Haha this thread has exploded so reading it all would take a while... but everyone has told me the same thing...it's on her to see the truth.
 

Belini

Well-known member
I used to think like this girl but I got over it but sometimes the insecurity comes back especially when I am feeling down about myself. When I was younger I would ask guys out and I would get the following comments:

"Sorry you're too dark"
"You're not blonde"
" I only go out with fair girls"
" I find brown eyes and black hair boring"

and thats just to name a few. Now that I am older and i see women around me pay money to tan or sunbake to make themselves darker, I wonder if men still think like this. I have a friend who is very light skinned and when we used to go out, she would always get asked out. I'd always get the wing man. Anyway I'm working on it, I'm alot better than I used to be thats for sure. But I had to do it on my own. So I started eating better, exercising and looking after myself mentally and physically and I attracted the most amazing man who loves me for ME!
 

ThePerfectScore

Well-known member
Quote:
Originally Posted by Belini
I used to think like this girl but I got over it but sometimes the insecurity comes back especially when I am feeling down about myself. When I was younger I would ask guys out and I would get the following comments:

"Sorry you're too dark"
"You're not blonde"
" I only go out with fair girls"
" I find brown eyes and black hair boring"

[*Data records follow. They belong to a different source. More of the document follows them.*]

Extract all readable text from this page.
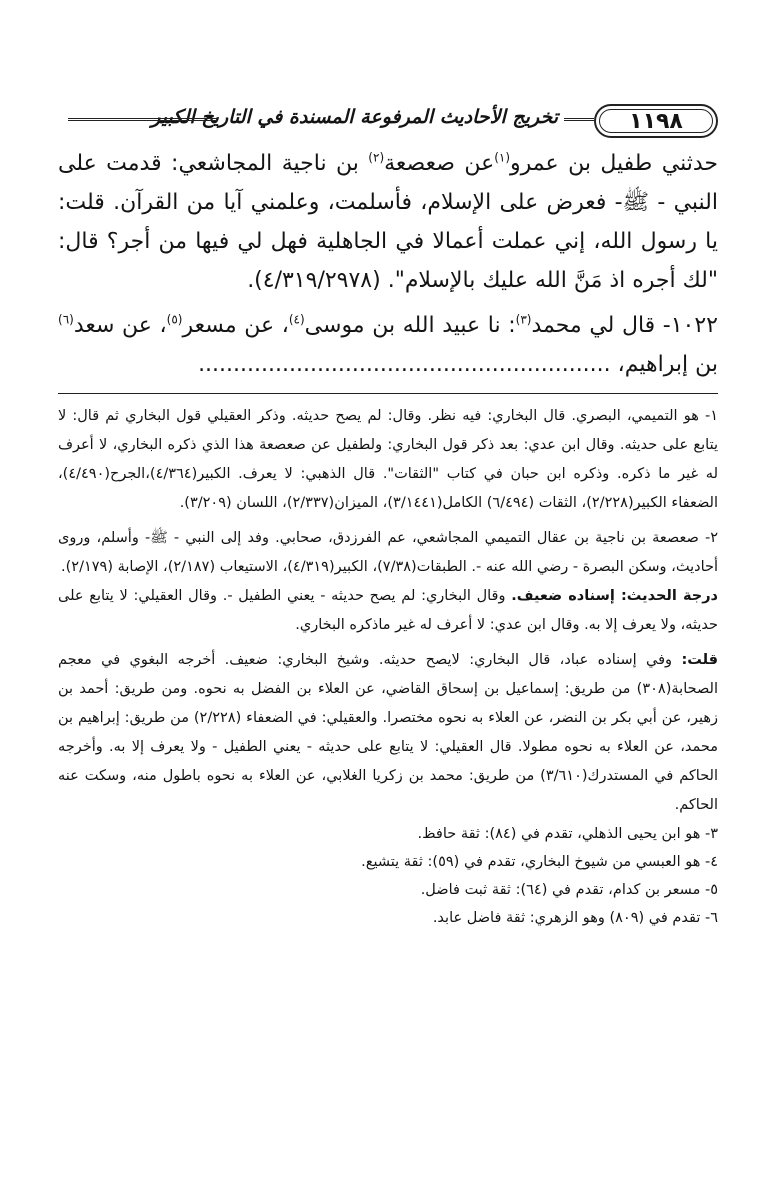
١١٩٨
تخريج الأحاديث المرفوعة المسندة في التاريخ الكبير

حدثني طفيل بن عمرو$^{(١)}$عن صعصعة$^{(٢)}$ بن ناجية المجاشعي: قدمت على النبي - ﷺ- فعرض على الإسلام، فأسلمت، وعلمني آيا من القرآن. قلت: يا رسول الله، إني عملت أعمالا في الجاهلية فهل لي فيها من أجر؟ قال: "لك أجره اذ مَنَّ الله عليك بالإسلام". (٤/٣١٩/٢٩٧٨).

١٠٢٢- قال لي محمد$^{(٣)}$: نا عبيد الله بن موسى$^{(٤)}$، عن مسعر$^{(٥)}$، عن سعد$^{(٦)}$ بن إبراهيم، ...........................................................

١- هو التميمي، البصري. قال البخاري: فيه نظر. وقال: لم يصح حديثه. وذكر العقيلي قول البخاري ثم قال: لا يتابع على حديثه. وقال ابن عدي: بعد ذكر قول البخاري: ولطفيل عن صعصعة هذا الذي ذكره البخاري، لا أعرف له غير ما ذكره. وذكره ابن حبان في كتاب "الثقات". قال الذهبي: لا يعرف. الكبير(٤/٣٦٤)،الجرح(٤/٤٩٠)، الضعفاء الكبير(٢/٢٢٨)، الثقات (٦/٤٩٤) الكامل(٣/١٤٤١)، الميزان(٢/٣٣٧)، اللسان (٣/٢٠٩).

٢- صعصعة بن ناجية بن عقال التميمي المجاشعي، عم الفرزدق، صحابي. وفد إلى النبي - ﷺ- وأسلم، وروى أحاديث، وسكن البصرة - رضي الله عنه -. الطبقات(٧/٣٨)، الكبير(٤/٣١٩)، الاستيعاب (٢/١٨٧)، الإصابة (٢/١٧٩).

درجة الحديث: إسناده ضعيف. وقال البخاري: لم يصح حديثه - يعني الطفيل -. وقال العقيلي: لا يتابع على حديثه، ولا يعرف إلا به. وقال ابن عدي: لا أعرف له غير ماذكره البخاري.

قلت: وفي إسناده عباد، قال البخاري: لايصح حديثه. وشيخ البخاري: ضعيف. أخرجه البغوي في معجم الصحابة(٣٠٨) من طريق: إسماعيل بن إسحاق القاضي، عن العلاء بن الفضل به نحوه. ومن طريق: أحمد بن زهير، عن أبي بكر بن النضر، عن العلاء به نحوه مختصرا. والعقيلي: في الضعفاء (٢/٢٢٨) من طريق: إبراهيم بن محمد، عن العلاء به نحوه مطولا. قال العقيلي: لا يتابع على حديثه - يعني الطفيل - ولا يعرف إلا به. وأخرجه الحاكم في المستدرك(٣/٦١٠) من طريق: محمد بن زكريا الغلابي، عن العلاء به نحوه باطول منه، وسكت عنه الحاكم.

٣- هو ابن يحيى الذهلي، تقدم في (٨٤): ثقة حافظ.

٤- هو العبسي من شيوخ البخاري، تقدم في (٥٩): ثقة يتشيع.

٥- مسعر بن كدام، تقدم في (٦٤): ثقة ثبت فاضل.

٦- تقدم في (٨٠٩) وهو الزهري: ثقة فاضل عابد.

and thats just to name a few. Now that I am older and i see women around me pay money to tan or sunbake to make themselves darker, I wonder if men still think like this. I have a friend who is very light skinned and when we used to go out, she would always get asked out. I'd always get the wing man. Anyway I'm working on it, I'm alot better than I used to be thats for sure. But I had to do it on my own. So I started eating better, exercising and looking after myself mentally and physically and I attracted the most amazing man who loves me for ME!

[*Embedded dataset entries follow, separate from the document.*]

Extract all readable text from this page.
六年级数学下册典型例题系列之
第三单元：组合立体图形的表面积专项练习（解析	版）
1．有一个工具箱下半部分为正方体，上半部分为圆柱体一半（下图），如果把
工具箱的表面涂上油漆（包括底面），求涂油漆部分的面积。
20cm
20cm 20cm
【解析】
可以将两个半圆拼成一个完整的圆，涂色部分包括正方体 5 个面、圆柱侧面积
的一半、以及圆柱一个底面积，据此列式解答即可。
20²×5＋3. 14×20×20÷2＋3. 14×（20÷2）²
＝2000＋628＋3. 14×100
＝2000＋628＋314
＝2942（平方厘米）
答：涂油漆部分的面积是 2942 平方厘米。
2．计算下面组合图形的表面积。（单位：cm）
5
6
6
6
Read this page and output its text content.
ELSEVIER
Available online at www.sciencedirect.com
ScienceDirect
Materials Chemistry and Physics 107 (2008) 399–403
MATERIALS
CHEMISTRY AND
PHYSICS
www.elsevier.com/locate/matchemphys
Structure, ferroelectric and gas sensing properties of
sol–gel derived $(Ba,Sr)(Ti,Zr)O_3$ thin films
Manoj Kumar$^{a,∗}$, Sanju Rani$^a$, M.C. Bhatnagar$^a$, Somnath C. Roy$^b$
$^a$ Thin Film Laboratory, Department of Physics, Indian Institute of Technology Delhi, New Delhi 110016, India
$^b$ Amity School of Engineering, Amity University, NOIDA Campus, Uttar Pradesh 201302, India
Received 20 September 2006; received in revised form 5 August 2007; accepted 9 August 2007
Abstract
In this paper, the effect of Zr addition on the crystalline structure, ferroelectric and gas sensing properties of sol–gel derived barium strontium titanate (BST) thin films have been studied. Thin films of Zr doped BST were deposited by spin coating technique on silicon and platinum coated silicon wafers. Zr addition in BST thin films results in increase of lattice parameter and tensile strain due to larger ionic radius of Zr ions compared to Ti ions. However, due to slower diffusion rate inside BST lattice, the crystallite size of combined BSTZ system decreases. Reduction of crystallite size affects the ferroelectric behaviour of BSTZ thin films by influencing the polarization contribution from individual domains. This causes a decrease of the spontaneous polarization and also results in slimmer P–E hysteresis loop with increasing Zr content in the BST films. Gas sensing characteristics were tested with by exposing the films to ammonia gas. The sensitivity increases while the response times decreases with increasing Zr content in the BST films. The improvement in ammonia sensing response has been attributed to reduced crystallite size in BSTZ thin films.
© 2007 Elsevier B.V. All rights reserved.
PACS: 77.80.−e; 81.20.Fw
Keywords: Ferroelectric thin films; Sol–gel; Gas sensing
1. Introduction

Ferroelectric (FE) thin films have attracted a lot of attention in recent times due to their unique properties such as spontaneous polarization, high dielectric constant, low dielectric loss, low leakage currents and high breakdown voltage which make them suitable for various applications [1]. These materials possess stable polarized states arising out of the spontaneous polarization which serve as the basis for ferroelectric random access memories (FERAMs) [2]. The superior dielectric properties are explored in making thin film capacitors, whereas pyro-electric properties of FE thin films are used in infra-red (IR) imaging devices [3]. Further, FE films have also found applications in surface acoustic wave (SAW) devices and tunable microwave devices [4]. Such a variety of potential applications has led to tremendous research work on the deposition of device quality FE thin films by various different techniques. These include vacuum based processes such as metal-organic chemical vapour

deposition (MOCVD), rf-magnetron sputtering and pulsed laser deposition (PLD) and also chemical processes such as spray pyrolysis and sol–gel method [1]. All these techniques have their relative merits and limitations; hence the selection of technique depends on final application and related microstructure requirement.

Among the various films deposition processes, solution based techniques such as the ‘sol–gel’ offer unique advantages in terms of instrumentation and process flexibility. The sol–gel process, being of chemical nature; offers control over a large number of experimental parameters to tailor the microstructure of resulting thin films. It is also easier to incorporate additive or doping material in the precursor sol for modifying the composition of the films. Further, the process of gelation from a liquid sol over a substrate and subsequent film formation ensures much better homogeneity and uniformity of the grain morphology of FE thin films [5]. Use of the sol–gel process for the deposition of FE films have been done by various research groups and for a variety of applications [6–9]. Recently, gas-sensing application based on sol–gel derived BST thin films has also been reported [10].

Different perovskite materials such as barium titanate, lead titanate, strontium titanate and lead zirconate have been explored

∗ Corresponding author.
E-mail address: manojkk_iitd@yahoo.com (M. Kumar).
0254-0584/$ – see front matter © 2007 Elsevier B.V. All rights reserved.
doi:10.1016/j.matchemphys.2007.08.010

that's what I'm looking for!!!! The italian guy I dated, I swear he had a black fetish and just wanted me to fulfill his sexual fantasies. Sure we had some good times out of the bedroom, but he never put in the effort to communicate or truly get to know me as a person. After our two year stand (A one night stand that lasted way too long--which sums up they dynamics of our relationship) I finially can accept the fact that to him my physical attributes, his lust and my young naivety were the only things keeping our relationship together. So It's not true that men are only attracted to white girls. But I need a man who's desire for me goes beyond what I look like and the fact that I'm black.
 

iadoremac

Well-known member
Quote:
Originally Posted by ThePerfectScore
that's what I'm looking for!!!! The italian guy I dated, I swear he had a black fetish and just wanted me to fulfill his sexual fantasies. Sure we had some good times out of the bedroom, but he never put in the effort to communicate or truly get to know me as a person. After our two year stand (A one night stand that lasted way too long--which sums up they dynamics of our relationship) I finially can accept the fact that to him my physical attributes, his lust and my young naivety were the only things keeping our relationship together. So It's not true that men are only attracted to white girls. But I need a man who's desire for me goes beyond what I look like and the fact that I'm black.

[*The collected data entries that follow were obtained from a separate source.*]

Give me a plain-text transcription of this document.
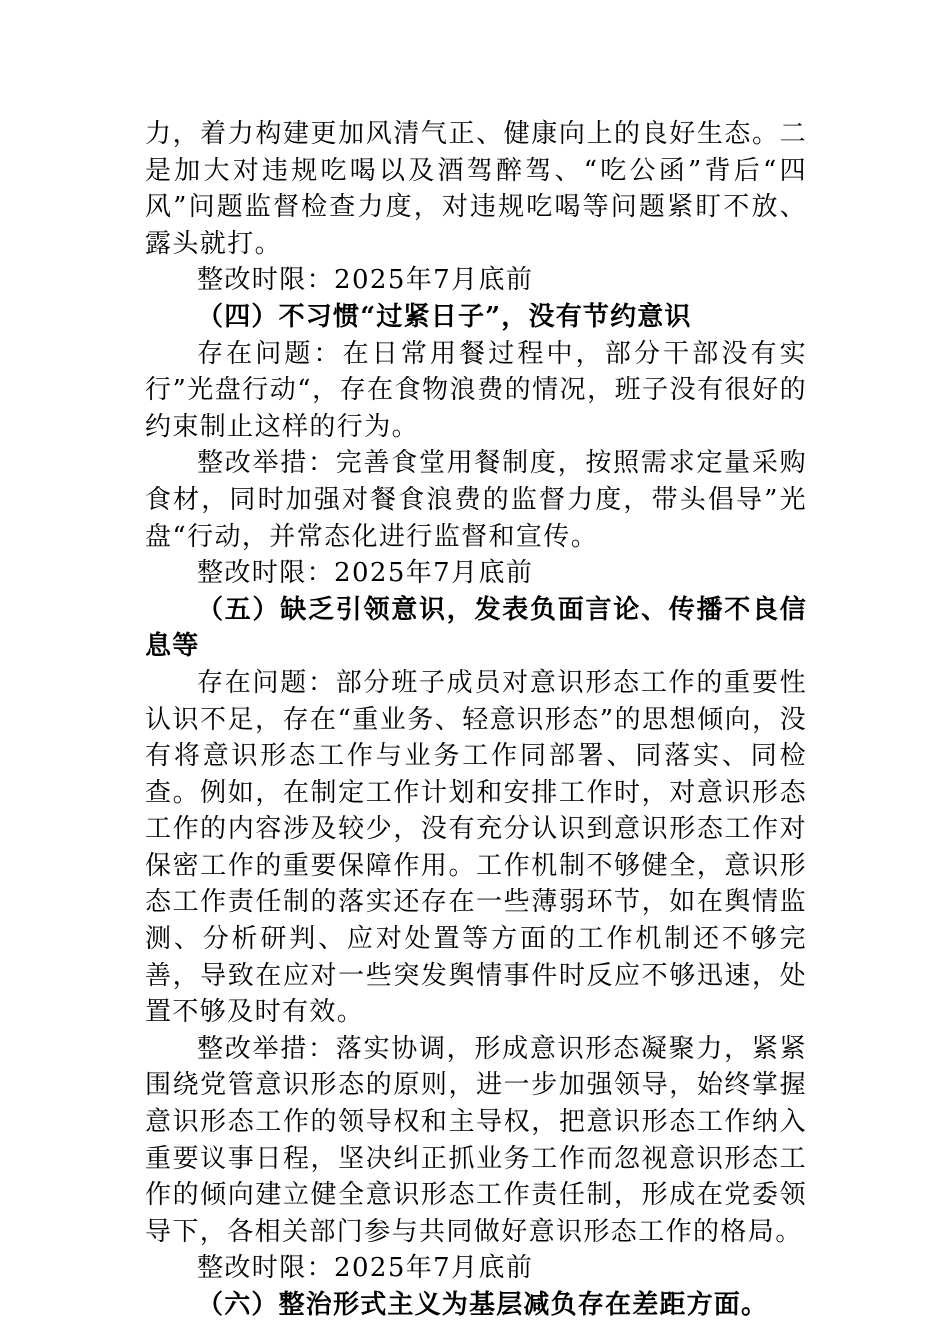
力，着力构建更加风清气正、健康向上的良好生态。二是加大对违规吃喝以及酒驾醉驾、“吃公函”背后“四风”问题监督检查力度，对违规吃喝等问题紧盯不放、露头就打。

整改时限：2025年7月底前

（四）不习惯“过紧日子”，没有节约意识

存在问题：在日常用餐过程中，部分干部没有实行”光盘行动“，存在食物浪费的情况，班子没有很好的约束制止这样的行为。

整改举措：完善食堂用餐制度，按照需求定量采购食材，同时加强对餐食浪费的监督力度，带头倡导”光盘“行动，并常态化进行监督和宣传。

整改时限：2025年7月底前

（五）缺乏引领意识，发表负面言论、传播不良信息等

存在问题：部分班子成员对意识形态工作的重要性认识不足，存在“重业务、轻意识形态”的思想倾向，没有将意识形态工作与业务工作同部署、同落实、同检查。例如，在制定工作计划和安排工作时，对意识形态工作的内容涉及较少，没有充分认识到意识形态工作对保密工作的重要保障作用。工作机制不够健全，意识形态工作责任制的落实还存在一些薄弱环节，如在舆情监测、分析研判、应对处置等方面的工作机制还不够完善，导致在应对一些突发舆情事件时反应不够迅速，处置不够及时有效。

整改举措：落实协调，形成意识形态凝聚力，紧紧围绕党管意识形态的原则，进一步加强领导，始终掌握意识形态工作的领导权和主导权，把意识形态工作纳入重要议事日程，坚决纠正抓业务工作而忽视意识形态工作的倾向建立健全意识形态工作责任制，形成在党委领导下，各相关部门参与共同做好意识形态工作的格局。

整改时限：2025年7月底前

（六）整治形式主义为基层减负存在差距方面。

I second that..............Its hard to find a man thats interested in me as a person and not my looks
 

ThePerfectScore

Well-known member
Quote:
Originally Posted by iadoremac
I second that..............Its hard to find a man thats interested in me as a person and not my looks

Yes! Men really screw over a good thing when they have it. "So you like the way I am physically but could you please respect the person that I am and value my personality, my wit, my charm, and intelligence." I don't know what he wanted from me besides sex. He never ever acted like he cared about me or what was going on in my life. Yet I extended that courtesy to him. I genuinely loved and cared for that man regardless of what he looked like.
 

Curly1908

Well-known member
I think beauty is very subjective so what I think you meant is that true love is when people don't seek others' approval concerning the physical beauty of their significant other.